Wells stresses the need to work on it. No matter your skill level he explains you just need to get your hands dirty sometimes.

“One who embraces all things mechanical, but particularly transportation related, and enjoys working on vehicles even if lacking the most rudimentary skills, and enjoys discussing and exchanging ideas and opinions with like minded individuals. A person who pursue mechanical interests with a vigor, who appreciates the sometime subtle beauty and latent sensuousness of sheet metal. A person who never met a horsepower he didn’t like.”

This was a quote shared to me by Bill Hayes, and Gene, Wells and Cooper agree that it is really THE philosophy as far as gear heads go. The man who said it is called Egan and all I know about him is he has created the philosophy that truly sums up a gear head as far as intangible qualifications.

I feel like I can constitute myself as under this definition.

But to many there is an tangible part of being a gear head.

This is where the purpose of the title of my blog comes into play. Here I am, a broke teen, who can’t even evade a cone or two when in a car. This is the struggle, it’d be quite difficult for this unemployed 10th grader to pull together enough money for an Alfa or something like that.

But an Alfa is required, BBC Top Gear, a british show about cars explains that it is necessary for a petrol head (british equivalent) to have owned one at any point in time. Bill Hayes adds any car with lucas electronics, which is essentially a late 20th century british car. These are both things that are incredible to drive (so I’ve been told) but equally incredibly unreliable.

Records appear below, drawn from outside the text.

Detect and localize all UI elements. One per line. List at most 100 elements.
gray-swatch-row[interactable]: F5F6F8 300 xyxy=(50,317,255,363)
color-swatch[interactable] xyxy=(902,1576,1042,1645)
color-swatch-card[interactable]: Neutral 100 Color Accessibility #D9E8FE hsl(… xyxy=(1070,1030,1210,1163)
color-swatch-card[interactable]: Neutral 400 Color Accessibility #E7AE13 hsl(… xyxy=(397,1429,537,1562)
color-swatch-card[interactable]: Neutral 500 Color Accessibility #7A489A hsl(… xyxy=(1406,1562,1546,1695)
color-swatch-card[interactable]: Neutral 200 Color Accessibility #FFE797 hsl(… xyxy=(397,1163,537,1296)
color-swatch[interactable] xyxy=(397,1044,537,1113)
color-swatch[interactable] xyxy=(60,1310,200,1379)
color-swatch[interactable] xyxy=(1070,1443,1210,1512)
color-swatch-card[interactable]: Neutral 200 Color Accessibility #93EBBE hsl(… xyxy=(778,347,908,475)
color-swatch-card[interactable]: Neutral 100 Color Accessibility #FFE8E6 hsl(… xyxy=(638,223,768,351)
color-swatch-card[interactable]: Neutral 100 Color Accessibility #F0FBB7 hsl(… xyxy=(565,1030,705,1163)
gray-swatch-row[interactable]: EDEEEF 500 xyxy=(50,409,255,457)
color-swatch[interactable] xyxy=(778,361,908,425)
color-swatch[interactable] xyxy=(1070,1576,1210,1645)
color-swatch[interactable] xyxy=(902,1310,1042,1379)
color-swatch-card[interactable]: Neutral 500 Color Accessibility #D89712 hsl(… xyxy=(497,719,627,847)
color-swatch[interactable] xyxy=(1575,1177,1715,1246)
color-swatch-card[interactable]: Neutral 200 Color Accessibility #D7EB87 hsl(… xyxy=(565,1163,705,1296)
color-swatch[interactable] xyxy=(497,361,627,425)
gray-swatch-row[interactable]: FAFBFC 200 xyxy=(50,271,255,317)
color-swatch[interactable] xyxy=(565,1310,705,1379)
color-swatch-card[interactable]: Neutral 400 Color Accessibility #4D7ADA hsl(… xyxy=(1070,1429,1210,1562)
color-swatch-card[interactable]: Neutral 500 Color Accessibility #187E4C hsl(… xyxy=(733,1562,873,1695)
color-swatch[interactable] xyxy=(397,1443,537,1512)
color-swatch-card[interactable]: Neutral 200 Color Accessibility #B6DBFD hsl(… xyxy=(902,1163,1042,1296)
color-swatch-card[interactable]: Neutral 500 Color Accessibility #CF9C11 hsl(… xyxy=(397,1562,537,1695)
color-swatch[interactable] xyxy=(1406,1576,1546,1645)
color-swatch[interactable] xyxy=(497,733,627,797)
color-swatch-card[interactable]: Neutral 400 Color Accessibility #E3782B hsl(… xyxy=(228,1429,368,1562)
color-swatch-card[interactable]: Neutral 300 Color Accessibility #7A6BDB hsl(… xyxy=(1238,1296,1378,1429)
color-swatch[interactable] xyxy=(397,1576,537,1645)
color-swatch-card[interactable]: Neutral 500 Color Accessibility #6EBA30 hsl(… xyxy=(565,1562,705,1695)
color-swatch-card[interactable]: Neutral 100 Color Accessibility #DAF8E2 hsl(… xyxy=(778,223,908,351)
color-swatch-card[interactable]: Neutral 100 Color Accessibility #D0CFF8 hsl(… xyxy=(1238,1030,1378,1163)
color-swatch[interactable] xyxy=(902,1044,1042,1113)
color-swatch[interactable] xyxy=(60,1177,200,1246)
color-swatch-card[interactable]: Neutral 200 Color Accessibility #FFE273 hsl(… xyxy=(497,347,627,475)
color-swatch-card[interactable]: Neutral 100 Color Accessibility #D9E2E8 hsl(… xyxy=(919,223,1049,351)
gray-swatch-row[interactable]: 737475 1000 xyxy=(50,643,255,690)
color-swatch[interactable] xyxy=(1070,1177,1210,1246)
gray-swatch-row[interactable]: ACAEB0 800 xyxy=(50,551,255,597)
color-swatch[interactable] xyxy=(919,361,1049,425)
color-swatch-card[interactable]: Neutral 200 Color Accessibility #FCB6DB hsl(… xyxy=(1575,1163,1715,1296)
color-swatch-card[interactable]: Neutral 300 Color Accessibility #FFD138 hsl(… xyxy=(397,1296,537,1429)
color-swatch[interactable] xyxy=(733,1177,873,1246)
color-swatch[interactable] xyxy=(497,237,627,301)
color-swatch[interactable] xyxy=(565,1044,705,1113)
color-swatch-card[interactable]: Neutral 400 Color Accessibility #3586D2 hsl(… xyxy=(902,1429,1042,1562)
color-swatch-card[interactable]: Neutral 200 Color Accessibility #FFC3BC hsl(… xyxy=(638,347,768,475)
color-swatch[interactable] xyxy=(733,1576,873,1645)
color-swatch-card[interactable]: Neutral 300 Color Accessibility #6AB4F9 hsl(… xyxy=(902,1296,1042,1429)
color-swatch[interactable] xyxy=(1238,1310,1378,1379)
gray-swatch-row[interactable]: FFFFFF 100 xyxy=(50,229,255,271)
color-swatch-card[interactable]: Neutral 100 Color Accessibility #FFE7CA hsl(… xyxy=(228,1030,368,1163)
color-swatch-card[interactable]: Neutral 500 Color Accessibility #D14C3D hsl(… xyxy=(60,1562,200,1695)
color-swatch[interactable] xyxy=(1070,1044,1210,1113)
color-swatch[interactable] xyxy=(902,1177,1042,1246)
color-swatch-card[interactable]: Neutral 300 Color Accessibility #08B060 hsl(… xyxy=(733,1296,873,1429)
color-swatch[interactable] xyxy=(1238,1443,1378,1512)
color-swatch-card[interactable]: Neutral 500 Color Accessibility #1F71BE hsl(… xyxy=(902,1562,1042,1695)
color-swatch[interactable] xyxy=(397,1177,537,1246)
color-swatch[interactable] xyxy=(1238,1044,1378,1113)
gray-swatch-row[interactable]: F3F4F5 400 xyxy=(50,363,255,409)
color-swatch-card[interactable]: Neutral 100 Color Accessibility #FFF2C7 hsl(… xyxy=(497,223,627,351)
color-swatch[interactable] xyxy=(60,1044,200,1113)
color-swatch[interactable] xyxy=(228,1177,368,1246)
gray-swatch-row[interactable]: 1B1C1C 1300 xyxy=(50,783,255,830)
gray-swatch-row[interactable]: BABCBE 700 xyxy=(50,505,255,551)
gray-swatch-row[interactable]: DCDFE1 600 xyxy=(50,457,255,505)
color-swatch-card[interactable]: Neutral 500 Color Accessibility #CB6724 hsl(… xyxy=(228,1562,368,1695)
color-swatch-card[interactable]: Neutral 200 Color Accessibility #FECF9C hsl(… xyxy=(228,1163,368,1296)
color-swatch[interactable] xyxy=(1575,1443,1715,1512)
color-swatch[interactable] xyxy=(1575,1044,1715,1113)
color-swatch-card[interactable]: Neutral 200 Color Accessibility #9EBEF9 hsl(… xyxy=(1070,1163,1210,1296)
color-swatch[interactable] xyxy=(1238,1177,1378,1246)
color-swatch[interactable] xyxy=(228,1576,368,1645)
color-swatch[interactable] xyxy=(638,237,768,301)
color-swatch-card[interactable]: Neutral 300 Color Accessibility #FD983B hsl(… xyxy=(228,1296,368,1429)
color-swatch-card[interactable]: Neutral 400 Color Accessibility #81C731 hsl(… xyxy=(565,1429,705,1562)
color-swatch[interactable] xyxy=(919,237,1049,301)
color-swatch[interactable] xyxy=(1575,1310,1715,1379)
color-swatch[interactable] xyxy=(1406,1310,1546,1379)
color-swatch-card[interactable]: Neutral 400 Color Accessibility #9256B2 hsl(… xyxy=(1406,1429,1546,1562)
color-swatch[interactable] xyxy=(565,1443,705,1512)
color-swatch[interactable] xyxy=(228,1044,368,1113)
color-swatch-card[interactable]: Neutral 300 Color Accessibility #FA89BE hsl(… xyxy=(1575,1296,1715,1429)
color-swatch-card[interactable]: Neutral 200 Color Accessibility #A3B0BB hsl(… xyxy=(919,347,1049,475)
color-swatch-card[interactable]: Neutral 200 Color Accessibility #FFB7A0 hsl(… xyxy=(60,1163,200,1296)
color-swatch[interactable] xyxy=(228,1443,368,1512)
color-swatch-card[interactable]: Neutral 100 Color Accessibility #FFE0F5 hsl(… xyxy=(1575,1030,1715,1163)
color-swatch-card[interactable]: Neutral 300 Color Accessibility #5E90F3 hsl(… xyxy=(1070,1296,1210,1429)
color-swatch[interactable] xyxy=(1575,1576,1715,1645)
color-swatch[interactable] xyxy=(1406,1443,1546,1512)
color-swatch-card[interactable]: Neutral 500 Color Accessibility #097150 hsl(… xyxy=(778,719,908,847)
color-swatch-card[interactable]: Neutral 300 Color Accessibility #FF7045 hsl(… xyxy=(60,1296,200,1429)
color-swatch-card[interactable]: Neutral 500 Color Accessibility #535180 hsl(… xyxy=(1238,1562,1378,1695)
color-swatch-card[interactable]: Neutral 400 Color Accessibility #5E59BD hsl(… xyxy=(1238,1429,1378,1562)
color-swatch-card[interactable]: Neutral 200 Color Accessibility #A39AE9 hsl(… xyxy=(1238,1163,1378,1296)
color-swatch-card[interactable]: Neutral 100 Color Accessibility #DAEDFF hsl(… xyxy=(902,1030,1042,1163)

I also need to be sure that I am not a poser. Bill says that it is needed to be able to drive a manual, which is something I can do. In fact that is one of the main reasons I got my Jeep.

Wells explains that a poser is one who talks but does not act. If you do something with the soul purpose of looking like a gear head then you are a poser.

Having worked on cars quite often with the son of Bill, Cooper, I would say that I am not a poser by these words.

All this being said I think I can safely say that at least philosophically I am a gear head, I may not yet be so with my tangible requirements but I think I can also be sure that I am not a poser.

This has reassured my confidence, despite this I will not jinx myself by saying that I will obtain my license on my next try, but I sure hope I do.

The evil, evil gas pump

It finally happened, Cooper and I’s blissful glimpse of freedom and independence has been brought down to earth. Our feet are back to the ground thanks to the element of evil that we know as: The Gas Pump.

It is a terrible evil that we have come to face. It was a very sad moment for me when reality set into my head Cooper and I came to the realization what would actually be our primary worry financially for driving, not food, not the new activities we will do, no, its the fuel to get us to those places.

This is simply bad, my sheltered mind has never really thought this problem all the way through. Cooper bought a little more than 5 gallons and he payed almost 20 dollars, it swallowed up the entirety of his gas card.

I remember watching the price fly up as the amount put it meandered slowly its way up and hearing my friend exclaim “S***.” When I can drive I’m going to have to refrain from filling up all the way just to stay sane!!!!!!!!!

What could the possible solution be? Yes, electricity works wooo hybrids (sarcasm!) at least from my perspective cars like that are essentially, I don’t want to say neutering but more taking away the manliness of cars, their piece de resistance, the part of them that makes a gear-head say “hey lets just go drive,” the engine at work, combustion, pumping pistons, exhaust notes, torque, horsepower, a lot of the best parts of cars will be minimized, or eliminated.

I am not in support of endless greenhouse gases being omitted until we have to go live underground, the underground which no longer contains a drop of oil souly because of cars, but I do believe that gasoline cars need an alternative to extinction.

I’m already brainstorming for future campaign slogans, I wonder if they’ll let two 19 year olds run…maybe we can just run libertarian.


That doesn’t sound too bad right guys? At least until I’m gone and in heaven where I’m sure there will be plenty of cheap gas.